If, for example, you planned to fully fund a Roth IRA this year, at least half of that money should be accumulated by now. While you can catch up by saving more later, the finish line will be harder to reach if you have barely started that journey yet.

The Securities Industry Association this week released the results of a May 2006 study which showed that more than 40 percent of Americans are not saving anything at all, and that only one-third of Americans are setting aside enough to maintain their standard of living in retirement.

Experts suggest that if you haven't reached 50 percent of your savings targets for this year, it's time to plot a catch-up strategy. Establishing automatic investments — where money is pulled directly from your paycheck or bank account and rolled into a retirement plan or other savings account — goes a long way toward actually hitting your savings bull's-eye.


This might seem like an odd topic, given the debt discussion, but most consumers have goals for spending too, particularly when big money is at stake as with the purchase of a car, home, large-scale repairs and improvements, family vacations and more.
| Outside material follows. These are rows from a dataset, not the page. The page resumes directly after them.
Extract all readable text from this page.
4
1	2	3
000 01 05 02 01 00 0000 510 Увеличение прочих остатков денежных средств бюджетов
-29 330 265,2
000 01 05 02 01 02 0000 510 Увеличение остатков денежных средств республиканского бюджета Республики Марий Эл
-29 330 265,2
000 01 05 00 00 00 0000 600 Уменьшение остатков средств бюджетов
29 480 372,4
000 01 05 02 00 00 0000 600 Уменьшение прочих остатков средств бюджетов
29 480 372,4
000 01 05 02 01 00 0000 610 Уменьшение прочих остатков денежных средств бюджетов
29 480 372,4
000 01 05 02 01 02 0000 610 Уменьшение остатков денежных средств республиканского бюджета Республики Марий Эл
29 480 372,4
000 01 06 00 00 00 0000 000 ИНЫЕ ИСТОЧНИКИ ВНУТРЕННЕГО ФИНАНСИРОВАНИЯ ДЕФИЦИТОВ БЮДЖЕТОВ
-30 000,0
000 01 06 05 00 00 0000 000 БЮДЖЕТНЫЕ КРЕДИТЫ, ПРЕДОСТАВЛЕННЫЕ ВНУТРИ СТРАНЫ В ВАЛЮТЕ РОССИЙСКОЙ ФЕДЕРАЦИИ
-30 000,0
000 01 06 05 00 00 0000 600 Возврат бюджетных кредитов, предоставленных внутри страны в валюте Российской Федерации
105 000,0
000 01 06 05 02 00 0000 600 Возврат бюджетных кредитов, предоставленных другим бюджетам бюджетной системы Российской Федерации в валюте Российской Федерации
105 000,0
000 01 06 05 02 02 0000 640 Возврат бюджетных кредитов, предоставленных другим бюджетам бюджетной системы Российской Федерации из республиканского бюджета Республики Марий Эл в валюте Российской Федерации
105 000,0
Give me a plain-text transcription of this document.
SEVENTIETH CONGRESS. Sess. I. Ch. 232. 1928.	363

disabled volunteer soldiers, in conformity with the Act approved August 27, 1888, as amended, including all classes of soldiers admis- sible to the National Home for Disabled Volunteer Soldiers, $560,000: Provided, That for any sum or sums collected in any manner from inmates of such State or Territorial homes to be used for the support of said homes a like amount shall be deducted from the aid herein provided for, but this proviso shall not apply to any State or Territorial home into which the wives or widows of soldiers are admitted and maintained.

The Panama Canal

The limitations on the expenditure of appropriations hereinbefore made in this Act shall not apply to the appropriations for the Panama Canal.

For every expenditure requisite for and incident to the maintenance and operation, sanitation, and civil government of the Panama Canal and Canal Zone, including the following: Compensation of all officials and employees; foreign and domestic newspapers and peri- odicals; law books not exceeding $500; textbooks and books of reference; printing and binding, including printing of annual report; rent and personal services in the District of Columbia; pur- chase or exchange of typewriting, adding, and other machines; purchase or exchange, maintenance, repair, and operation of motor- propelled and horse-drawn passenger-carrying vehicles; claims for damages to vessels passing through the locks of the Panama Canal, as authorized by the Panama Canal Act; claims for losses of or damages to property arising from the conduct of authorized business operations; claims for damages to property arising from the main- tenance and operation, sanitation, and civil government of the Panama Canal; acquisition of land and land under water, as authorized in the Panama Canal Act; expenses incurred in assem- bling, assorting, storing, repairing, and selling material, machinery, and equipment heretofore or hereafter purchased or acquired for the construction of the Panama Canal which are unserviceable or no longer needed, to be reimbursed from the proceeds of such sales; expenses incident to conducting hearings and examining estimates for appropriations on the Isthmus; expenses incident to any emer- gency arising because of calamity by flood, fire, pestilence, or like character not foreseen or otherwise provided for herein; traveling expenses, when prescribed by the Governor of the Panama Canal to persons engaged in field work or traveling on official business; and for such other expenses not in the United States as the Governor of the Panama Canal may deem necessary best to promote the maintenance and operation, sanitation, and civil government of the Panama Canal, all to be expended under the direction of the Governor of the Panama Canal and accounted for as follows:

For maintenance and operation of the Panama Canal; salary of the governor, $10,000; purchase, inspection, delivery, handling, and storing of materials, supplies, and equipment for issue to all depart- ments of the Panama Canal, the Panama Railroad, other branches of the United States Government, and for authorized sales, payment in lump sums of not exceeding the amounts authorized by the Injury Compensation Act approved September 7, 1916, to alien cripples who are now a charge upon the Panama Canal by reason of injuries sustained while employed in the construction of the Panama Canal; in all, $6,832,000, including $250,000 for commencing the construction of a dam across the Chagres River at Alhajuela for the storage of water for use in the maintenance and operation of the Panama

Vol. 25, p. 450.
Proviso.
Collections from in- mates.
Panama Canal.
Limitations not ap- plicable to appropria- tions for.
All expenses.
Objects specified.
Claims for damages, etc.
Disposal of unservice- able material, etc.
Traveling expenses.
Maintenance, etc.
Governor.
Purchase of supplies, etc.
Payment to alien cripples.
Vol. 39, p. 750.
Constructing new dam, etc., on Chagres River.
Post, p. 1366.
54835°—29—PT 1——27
Financial specialists suggest sitting down and listing everything your family needs or wants for the home, and prioritizing each of those goals. Then compare those prospective purchases to your budget so that you've got an idea which goals you can accomplish now and which will stay out of focus until 2007 or beyond.

You earn money for a purpose beyond saving and paying off debt. Keeping in mind the specific life-improving things you want to buy may motivate you to eliminate the wasteful consumption that short- circuits spending plans.


Insurance and estate planning are necessities that should be reviewed each year; the longer you wait, the bigger the potential problems. If your financial plan for 2006 included protecting your family better, but you haven't moved toward getting it done, there's a very simple question you face: "What am I waiting for?"

If you wait too long, and suffer a worst-case scenario, it's your family that will pay the price for your procrastination.


With those other, more-pressing elements covered, bring the focus back to investment performance.

Examine your portfolio as a whole, in relation to relevant benchmarks. If money is divided into thirds, for example, with one part in large-cap stocks, another in small-company stocks, and the rest in bonds, compare performance to the Standard & Poor's 500 index (large-cap), the Russell 2000 (small-cap), and the rate of return on Treasury securities.

See if your individual investments beat those bogies, and then check out the portfolio as a whole to see if it delivered the returns you expected when you came up with an asset-allocation plan. Remember, your own needs and goals are the biggest factor in judging performance and strategy and seeing if you are on the right path for the future.